Histeria wanita dulunya merupakan diagnosis medis yang umum, sebuah istilah yang membawa serta kesalahpahaman selama berabad-abad tentang kondisi psikologis dan fisiologis wanita. Diagnosis ini mencakup berbagai gejala, termasuk kecemasan, sesak napas, pingsan, gugup, gangguan tidur, dan kehilangan nafsu makan atau libido. Saat ini, komunitas medis tidak lagi menganggapnya sebagai penyakit medis. Namun, konsep ini telah menjadi landasan penting pemahaman pengobatan Barat tentang kesehatan wanita selama beberapa ratus tahun terakhir.
Pada zaman dahulu, rahim wanita diyakini sebagai sumber masalah kesehatan, dan kata histeria berasal dari kata Yunani untuk "rahim."
Sejarah histeria wanita dapat ditelusuri kembali ke Mesir kuno. Sejak 1900 SM, gejala yang berhubungan dengan tubuh wanita dijelaskan dalam Papirus Cajon. Rahim yang "mengembara" pertama kali dijelaskan secara rinci di Yunani kuno, dengan dokter seperti Hipokrates menghubungkan fenomena tersebut dengan kesehatan wanita. Mereka percaya bahwa pergerakan rahim dapat menyebabkan kesulitan bernapas dan penyakit.
Perawatan standar pada saat itu meliputi aromaterapi, dengan keyakinan bahwa bau yang harum dapat mengembalikan rahim ke posisi normalnya.
Pada Abad Pertengahan, gejala histeris juga dapat dikaitkan dengan kerasukan setan, terutama di antara beberapa wanita lajang dan tua. Seiring berjalannya waktu, pandangan ini berubah menjadi penyimpangan perilaku, dan seiring berkembangnya pengobatan kesehatan, dokter mulai menerima pernikahan dan hubungan seksual teratur sebagai metode utama untuk mengobati histeria wanita, meskipun pengobatan sendiri seperti masturbasi dianggap tabu.
Pada abad ke-18, komunitas medis mulai menghubungkan histeria dengan mekanisme otak dan secara bertahap menyadari bahwa baik pria maupun wanita dapat terkena penyakit tersebut. Dokter Prancis Philippe Pinel mempromosikan belas kasih sebagai kunci pengobatan dan mulai mengadopsi metode diagnostik dan terapi yang lebih modern, yang dalam prosesnya mengarah pada pemahaman yang lebih mendalam tentang kesehatan wanita.
Seiring kemajuan ilmu saraf, banyak dokter mulai memandang histeria sebagai gangguan neurologis daripada masalah fisiologis semata. Gagasan Jean-Martin Charcot menjadikannya pelopor dalam pemahaman pengobatan modern tentang kondisi tersebut dan membuka jalan bagi pendefinisian ulang histeria di kemudian hari.
Pandangan Charcot mendorong komunitas medis untuk secara bertahap mengubah histeria wanita dari masalah fisiologis menjadi masalah psikologis.
Setelah memasuki abad ke-20, teori psikoanalisis Freud menjungkirbalikkan pemahaman tradisional tentang gender perempuan dan kesehatan mental. Ia percaya bahwa histeria disebabkan oleh konflik emosional internal, bukan cacat fisik. Seiring kemajuan masyarakat dan komunitas medis, diagnosis histeria secara resmi dikeluarkan dari Manual Diagnostik dan Statistik pada tahun 1980 dan secara bertahap diubah menjadi diagnosis lain seperti gangguan kecemasan.

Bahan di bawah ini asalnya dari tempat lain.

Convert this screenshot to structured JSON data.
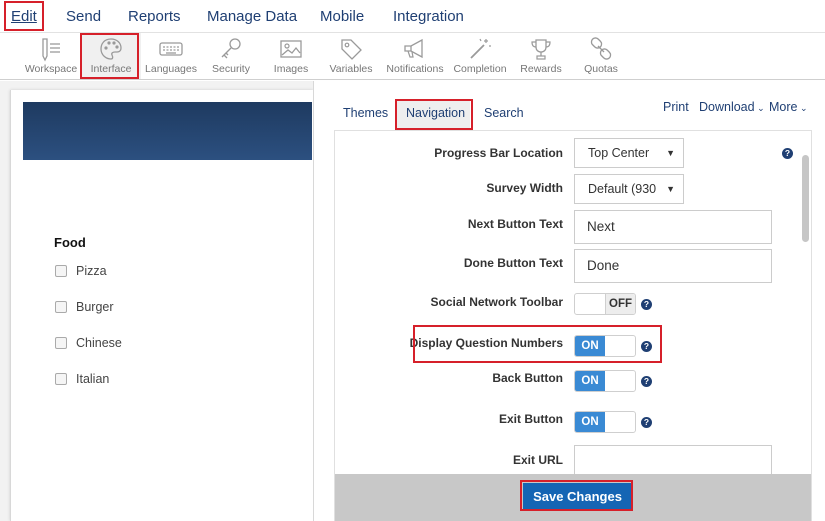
{
  "top_menu": {
    "items": [
      "Edit",
      "Send",
      "Reports",
      "Manage Data",
      "Mobile",
      "Integration"
    ]
  },
  "toolbar": {
    "items": [
      {
        "label": "Workspace",
        "icon": "pencil-icon"
      },
      {
        "label": "Interface",
        "icon": "palette-icon"
      },
      {
        "label": "Languages",
        "icon": "keyboard-icon"
      },
      {
        "label": "Security",
        "icon": "key-icon"
      },
      {
        "label": "Images",
        "icon": "image-icon"
      },
      {
        "label": "Variables",
        "icon": "tag-icon"
      },
      {
        "label": "Notifications",
        "icon": "megaphone-icon"
      },
      {
        "label": "Completion",
        "icon": "magic-wand-icon"
      },
      {
        "label": "Rewards",
        "icon": "trophy-icon"
      },
      {
        "label": "Quotas",
        "icon": "chain-icon"
      }
    ]
  },
  "preview": {
    "question_title": "Food",
    "options": [
      "Pizza",
      "Burger",
      "Chinese",
      "Italian"
    ],
    "header_color": "#1e3a60"
  },
  "tabs": [
    "Themes",
    "Navigation",
    "Search"
  ],
  "right_links": {
    "print": "Print",
    "download": "Download",
    "more": "More"
  },
  "settings": {
    "progress_bar_location": {
      "label": "Progress Bar Location",
      "value": "Top Center"
    },
    "survey_width": {
      "label": "Survey Width",
      "value": "Default (930"
    },
    "next_button_text": {
      "label": "Next Button Text",
      "value": "Next"
    },
    "done_button_text": {
      "label": "Done Button Text",
      "value": "Done"
    },
    "social_network_toolbar": {
      "label": "Social Network Toolbar",
      "state": "OFF"
    },
    "display_question_numbers": {
      "label": "Display Question Numbers",
      "state": "ON"
    },
    "back_button": {
      "label": "Back Button",
      "state": "ON"
    },
    "exit_button": {
      "label": "Exit Button",
      "state": "ON"
    },
    "exit_url": {
      "label": "Exit URL",
      "value": ""
    }
  },
  "help_glyph": "?",
  "save_button": "Save Changes",
  "colors": {
    "accent": "#1f3f73",
    "highlight_red": "#d6202a",
    "toggle_on": "#3a8ad4",
    "save_button": "#1565b4"
  }
}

Pada tahun 1980-an, kaum feminis mendefinisikan ulang istilah "histeria" sebagai simbol penindasan sistemik terhadap perempuan. Karya rekonstruksi ini menunjukkan bahwa penindasan yang dialami perempuan sepanjang sejarah manusia telah berdampak signifikan pada kesehatan mental mereka dan sangat penting untuk diagnosis kesehatan perempuan kontemporer.

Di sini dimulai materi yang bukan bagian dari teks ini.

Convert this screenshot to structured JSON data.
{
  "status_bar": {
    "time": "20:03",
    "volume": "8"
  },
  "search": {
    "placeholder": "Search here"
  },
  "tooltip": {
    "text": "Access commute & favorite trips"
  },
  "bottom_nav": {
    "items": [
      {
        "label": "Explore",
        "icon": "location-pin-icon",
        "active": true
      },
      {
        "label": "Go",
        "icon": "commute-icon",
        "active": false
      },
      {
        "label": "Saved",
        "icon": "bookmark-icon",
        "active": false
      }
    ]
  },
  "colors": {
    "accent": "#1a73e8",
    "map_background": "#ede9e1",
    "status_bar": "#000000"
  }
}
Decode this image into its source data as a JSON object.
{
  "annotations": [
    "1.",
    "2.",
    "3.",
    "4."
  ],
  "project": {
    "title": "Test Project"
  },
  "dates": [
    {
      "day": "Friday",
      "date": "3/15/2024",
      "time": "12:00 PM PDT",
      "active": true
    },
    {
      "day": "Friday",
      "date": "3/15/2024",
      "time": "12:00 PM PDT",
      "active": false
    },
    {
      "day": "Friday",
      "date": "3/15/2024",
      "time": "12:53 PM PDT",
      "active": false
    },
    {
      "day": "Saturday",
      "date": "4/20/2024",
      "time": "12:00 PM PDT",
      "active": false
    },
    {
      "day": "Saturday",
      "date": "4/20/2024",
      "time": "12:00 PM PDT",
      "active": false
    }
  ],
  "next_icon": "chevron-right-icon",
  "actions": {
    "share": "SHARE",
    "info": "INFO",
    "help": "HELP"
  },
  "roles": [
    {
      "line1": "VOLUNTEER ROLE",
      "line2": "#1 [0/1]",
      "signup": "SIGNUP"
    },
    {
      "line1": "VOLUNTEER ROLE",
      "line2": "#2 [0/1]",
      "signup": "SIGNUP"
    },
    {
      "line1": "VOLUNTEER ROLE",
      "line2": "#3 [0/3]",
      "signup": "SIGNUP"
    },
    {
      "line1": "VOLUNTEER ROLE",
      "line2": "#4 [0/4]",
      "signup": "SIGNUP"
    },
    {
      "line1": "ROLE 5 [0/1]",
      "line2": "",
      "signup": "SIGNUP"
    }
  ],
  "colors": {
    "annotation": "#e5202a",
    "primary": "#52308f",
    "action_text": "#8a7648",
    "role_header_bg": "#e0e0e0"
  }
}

The Yellow Wallpaper, yang ditulis oleh Charlotte Perkins Gilman, menyoroti perlakuan buruk terhadap orang-orang yang sakit mental dan mengkritik sistem misogini yang mengakar pada saat itu. Di tempat lain, film Safe mengeksplorasi dampak seksisme dalam perawatan kesehatan terhadap kesehatan mental dan fisik perempuan.
Histeria perempuan dulunya dianggap sebagai penyakit, tetapi sekarang telah menjadi titik masuk penting untuk memahami hak-hak perempuan dan kesehatan mental. Jadi, bagaimana kita harus memahami dan menanggapi warisan masa lalu ini ketika dihadapkan dengan tantangan kesehatan mental perempuan dalam masyarakat modern?